Car Life
Pourquoi les années 60 sont éternelles [1963]

Il y a toutes les décennies, et il y a les années soixante. Une période unique, qui est passée à la postérité de son vivant et n’a jamais cessé d’être à la mode depuis. Une décennie qui nous a donné les voitures les plus mythiques, les sportifs les plus flamboyants, les pilotes les plus héroïques, la musique la plus rock, les acteurs les plus cools, les actrices les plus sublimes, les personnalités les plus historiques, les tendances les plus radicales…

En 2018, en 2019 ou en 2020, il ne se passe pas une journée sans les années soixante. Et ce sera la même chose en 2021, en 2022… Entendre les Rolling Stones ou les Beatles à la radio, célébrer la disparition de Fidel Castro ou de David Bowie, faire référence au Gaullisme ou à Mendes-France, découvrir une nouvelle version de la Mini ou de la Porsche 911, rappeler le grand chelem de Rod Laver (toujours pas égalé !), débattre à l’infini sur qui a réellement tué Kennedy ou Marilyn Monroe, épiloguer sur la rupture et les conséquences de mai-68, relancer les polémiques sur les guerres d’Algérie ou du Vietnam… Les années quarante ont été celles de la guerre mondiale. Les années cinquante, celles de la reconstruction. Les années soixante, celles de la vie, tout simplement. Des années durant lesquelles l’énergie, l’audace, mais aussi la classe, la mode et une certaine forme de modernisme, semblaient pouvoir bouleverser le monde à chaque instant. Pour le meilleur, mais pas seulement. Car si cette période dorée a accouché de quelques merveilles (musicales, automobiles, artistiques, sportives ou cinématographiques), d’un événement pour l’éternité (on a marché sur la lune !), elles sont aussi les années de plomb de la guerre froide et du Mur de Berlin, des vrais conflits sur le terrain en Algérie et au Vietnam, et de la généralisation des drogues dures qui vont occasionner des ravages chez les jeunes.

1963

Aston Martin DB5 : fille de marketing

Comme il est réducteur et injuste de considérer la DB5 comme la voiture de James Bond et rien d’autre. A l’époque, Aston Martin constitue une alternative plus que crédible à Ferrari et son succès commercial est équivalent à celui des productions de Maranello. C’est-à-dire assez limité tout de même, puisque la plupart des modèles de chacune des deux marques peinent à atteindre le millier d’exemplaires durant la totalité de leur carrière. Il est vrai que la DB5 est affichée à un tarif exorbitant pour l’époque (80 000 francs), à relativiser avec le prix des Supercars d’aujourd’hui puisqu’elle coûterait l’équivalent de 120 000 €. Mais c’était surtout le double d’une Jaguar Type-E, superstar de l’époque et encore 25% de plus qu’une Ferrari 250 GT Lusso. En 2017, une DB5 cote 900 000 €. Pour ce prix, n’espérez pas disposer d’une voiture de sport. La James Bond Car est une GT et son poids élevé couplé à des suspensions souples interdisent de se comporter comme au volant d’une Ferrari. D’ailleurs, la DB5 n’a aucun passé en compétition.

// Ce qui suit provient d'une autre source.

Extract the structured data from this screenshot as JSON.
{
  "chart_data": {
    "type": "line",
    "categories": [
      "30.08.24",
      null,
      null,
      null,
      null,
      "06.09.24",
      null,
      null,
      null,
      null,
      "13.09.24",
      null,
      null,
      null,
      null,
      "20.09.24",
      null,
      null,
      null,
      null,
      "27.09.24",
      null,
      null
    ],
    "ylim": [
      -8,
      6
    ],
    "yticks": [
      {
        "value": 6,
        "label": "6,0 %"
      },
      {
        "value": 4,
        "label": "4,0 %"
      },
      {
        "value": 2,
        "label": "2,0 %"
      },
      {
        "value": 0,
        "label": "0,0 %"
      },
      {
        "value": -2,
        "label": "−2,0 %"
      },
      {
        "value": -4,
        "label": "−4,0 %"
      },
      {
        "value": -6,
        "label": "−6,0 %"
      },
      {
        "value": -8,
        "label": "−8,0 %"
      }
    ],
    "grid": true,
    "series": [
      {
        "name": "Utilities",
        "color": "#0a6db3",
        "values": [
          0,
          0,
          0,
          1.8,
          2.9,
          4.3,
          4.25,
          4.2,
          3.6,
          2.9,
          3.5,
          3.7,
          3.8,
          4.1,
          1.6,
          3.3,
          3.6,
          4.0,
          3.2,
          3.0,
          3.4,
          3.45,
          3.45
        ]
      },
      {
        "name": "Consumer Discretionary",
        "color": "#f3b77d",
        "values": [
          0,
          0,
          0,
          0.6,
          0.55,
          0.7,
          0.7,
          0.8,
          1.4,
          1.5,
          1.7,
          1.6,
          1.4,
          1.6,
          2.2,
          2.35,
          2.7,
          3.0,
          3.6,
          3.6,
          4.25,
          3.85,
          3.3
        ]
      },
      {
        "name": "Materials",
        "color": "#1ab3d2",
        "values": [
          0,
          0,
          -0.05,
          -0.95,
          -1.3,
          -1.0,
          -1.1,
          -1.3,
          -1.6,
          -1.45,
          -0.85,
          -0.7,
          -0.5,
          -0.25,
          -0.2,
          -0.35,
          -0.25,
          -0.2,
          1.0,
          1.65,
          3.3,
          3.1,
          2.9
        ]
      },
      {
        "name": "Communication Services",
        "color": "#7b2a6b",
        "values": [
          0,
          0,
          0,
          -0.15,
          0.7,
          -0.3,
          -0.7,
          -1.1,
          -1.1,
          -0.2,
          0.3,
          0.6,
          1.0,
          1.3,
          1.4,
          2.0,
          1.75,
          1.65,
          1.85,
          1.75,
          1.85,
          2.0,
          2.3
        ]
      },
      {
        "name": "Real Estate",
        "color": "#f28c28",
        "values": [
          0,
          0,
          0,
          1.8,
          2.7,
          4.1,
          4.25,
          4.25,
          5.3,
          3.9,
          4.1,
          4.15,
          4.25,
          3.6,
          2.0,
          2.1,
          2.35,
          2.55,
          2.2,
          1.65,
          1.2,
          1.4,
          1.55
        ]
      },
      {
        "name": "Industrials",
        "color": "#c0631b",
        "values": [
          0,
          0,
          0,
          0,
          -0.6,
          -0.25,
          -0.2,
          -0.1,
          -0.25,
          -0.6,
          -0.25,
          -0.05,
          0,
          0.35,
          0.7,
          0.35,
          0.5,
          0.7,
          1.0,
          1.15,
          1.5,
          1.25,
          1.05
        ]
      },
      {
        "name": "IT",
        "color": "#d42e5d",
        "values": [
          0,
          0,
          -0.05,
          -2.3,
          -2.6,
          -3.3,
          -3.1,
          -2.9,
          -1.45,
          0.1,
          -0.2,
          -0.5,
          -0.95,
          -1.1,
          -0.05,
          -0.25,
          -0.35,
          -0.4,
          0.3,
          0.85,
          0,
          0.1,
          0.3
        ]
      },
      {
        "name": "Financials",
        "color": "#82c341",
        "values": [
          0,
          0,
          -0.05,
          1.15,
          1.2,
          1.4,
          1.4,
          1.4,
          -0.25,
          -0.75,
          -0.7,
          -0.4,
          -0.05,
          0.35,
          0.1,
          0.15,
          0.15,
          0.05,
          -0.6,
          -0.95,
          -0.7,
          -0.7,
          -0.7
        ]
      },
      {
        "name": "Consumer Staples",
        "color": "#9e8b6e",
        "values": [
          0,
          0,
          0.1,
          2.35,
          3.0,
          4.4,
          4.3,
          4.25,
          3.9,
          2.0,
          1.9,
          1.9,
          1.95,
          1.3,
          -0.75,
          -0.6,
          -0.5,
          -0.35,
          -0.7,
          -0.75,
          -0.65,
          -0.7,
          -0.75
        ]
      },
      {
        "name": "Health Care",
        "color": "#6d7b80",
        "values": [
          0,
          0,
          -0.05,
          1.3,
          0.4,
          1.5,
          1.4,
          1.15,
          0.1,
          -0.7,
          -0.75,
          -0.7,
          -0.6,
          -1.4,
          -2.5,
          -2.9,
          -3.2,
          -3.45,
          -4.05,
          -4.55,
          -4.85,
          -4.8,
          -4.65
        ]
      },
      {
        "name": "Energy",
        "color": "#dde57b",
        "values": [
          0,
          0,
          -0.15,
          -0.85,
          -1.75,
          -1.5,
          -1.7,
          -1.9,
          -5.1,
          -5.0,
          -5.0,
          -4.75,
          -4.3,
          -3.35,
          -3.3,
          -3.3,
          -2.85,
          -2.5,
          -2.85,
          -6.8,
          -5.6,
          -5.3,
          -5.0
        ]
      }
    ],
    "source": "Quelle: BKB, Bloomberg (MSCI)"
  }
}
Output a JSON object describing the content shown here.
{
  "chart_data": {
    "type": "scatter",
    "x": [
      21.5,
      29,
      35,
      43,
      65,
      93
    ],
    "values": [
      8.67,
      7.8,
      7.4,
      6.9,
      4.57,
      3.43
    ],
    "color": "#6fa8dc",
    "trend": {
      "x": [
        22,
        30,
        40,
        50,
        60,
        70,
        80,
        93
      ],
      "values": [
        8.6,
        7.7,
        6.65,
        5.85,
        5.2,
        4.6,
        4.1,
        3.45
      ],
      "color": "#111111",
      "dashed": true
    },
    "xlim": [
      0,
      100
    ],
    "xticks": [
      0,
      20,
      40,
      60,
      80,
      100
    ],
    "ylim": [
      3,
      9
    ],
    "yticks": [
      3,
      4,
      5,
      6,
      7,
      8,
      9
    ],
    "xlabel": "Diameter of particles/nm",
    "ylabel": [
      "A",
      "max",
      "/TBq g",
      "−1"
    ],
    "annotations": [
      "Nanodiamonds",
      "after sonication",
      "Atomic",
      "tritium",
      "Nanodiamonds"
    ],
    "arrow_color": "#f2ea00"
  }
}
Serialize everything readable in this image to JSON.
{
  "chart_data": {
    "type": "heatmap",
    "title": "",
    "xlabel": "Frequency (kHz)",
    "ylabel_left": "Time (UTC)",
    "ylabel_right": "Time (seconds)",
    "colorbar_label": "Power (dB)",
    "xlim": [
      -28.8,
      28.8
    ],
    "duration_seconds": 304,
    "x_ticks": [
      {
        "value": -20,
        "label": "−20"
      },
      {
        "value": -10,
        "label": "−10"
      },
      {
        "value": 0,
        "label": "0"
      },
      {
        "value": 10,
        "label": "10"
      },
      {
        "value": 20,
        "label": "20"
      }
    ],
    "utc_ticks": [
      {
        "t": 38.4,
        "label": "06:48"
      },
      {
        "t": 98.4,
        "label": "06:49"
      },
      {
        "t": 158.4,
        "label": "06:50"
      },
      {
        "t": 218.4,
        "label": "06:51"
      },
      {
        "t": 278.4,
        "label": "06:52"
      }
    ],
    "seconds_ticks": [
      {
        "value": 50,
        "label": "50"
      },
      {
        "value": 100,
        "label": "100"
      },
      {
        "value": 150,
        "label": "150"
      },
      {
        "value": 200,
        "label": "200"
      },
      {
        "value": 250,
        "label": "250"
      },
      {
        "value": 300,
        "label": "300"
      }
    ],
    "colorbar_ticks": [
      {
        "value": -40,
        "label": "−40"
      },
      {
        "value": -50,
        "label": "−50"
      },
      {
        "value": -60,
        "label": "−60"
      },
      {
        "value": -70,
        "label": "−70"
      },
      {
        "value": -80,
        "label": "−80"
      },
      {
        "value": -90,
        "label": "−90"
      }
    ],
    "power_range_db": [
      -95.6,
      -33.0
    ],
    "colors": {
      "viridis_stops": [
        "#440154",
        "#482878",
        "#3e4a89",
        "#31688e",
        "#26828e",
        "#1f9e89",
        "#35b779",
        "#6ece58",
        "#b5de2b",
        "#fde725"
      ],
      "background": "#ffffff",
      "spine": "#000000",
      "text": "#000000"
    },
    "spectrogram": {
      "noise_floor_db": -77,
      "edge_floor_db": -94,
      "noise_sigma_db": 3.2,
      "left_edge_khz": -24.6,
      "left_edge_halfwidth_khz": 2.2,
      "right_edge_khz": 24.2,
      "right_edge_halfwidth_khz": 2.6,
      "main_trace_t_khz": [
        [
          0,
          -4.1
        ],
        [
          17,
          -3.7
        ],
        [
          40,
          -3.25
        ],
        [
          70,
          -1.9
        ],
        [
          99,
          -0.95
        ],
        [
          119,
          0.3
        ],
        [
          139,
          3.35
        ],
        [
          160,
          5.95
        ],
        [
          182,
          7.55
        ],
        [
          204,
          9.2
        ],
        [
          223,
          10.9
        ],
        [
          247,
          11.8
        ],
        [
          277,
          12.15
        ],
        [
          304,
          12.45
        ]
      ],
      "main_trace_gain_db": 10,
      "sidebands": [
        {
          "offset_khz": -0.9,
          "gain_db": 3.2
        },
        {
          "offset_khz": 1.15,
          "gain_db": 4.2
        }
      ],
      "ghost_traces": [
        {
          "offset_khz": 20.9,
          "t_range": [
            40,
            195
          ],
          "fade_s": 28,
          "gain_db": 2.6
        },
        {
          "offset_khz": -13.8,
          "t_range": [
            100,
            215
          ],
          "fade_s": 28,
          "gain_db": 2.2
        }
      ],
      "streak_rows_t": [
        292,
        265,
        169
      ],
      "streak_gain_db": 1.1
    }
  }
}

Il est difficile de savoir si la marque bénéficierait du même engouement sans la campagne de promotion absolument gratuite de l’agent secret, qui dure depuis plus de cinquante ans. En mesurant bien l’impact marketing potentiel en cas de succès (qui n’avait rien d’évident), les patrons de la marque de l’époque ont inventé le placement produit, fondement de base du marketing automobile depuis cette époque.

L’héritière : Aston Martin DB11. Entre 1972 et 1994, Aston Martin, toujours au bord de la faillite, s’est un peu perdu au gré de ses différents actionnaires. D’ailleurs, ce n’est pas un hasard si durant cette période, les appellations aussi sont parties dans tous les sens, abandonnant bêtement les initiales DB qui constituaient pourtant une garantie d’authenticité. Après ces errements, confirmation en 1994 avec la DB7 qui a renoué avec la tradition, perpétuée ensuite avec la DB9, puis la DB11 aujourd’hui. De sublimes GT au prestige équivalent à celui de Ferrari.

Porsche 911 : cas d’école

Au moins, chez Porsche, les histoires de famille sont simples puisque le modèle-phare de la marque entame sa sixième décennie de production : née en 1963 et commercialisée l’année suivante, elle n’a connu depuis aucune interruption.

En réalité, la carrière de la 911 n’a rien eu d’un long fleuve tranquille et ce n’est que depuis la fin du XXe siècle qu’elle peut être considérée comme une bonne affaire pour son constructeur. Car dans les années soixante-dix et quatre-vingt, Porsche aura tout tenté pour la faire disparaître et moderniser l’image de la marque : 928, 928 S, 944, 944 Turbo, 964… Rien n’y fit. Le client est toujours roi et décida qu’une Porsche devait être une 911, de la même façon qu’une Austin devait être une Mini, point. A l’inverse, Jaguar avait remplacé sa Type-E par la XJ-S (quelle erreur !), Ferrari sa Dino 246 par la 308 GT4 (autre erreur !) et dans des catégories plus populaires, Fiat sa 500 par la 126 (idem !), Citroën sa DS par la CX (re-idem !)… Evidemment, la règle a son exception : avec la Golf, Volkswagen a réussi un deuxième succès historique, même supérieur à celui de la Coccinelle qu’elle remplaçait, pourtant considérée en son temps comme la voiture du siècle.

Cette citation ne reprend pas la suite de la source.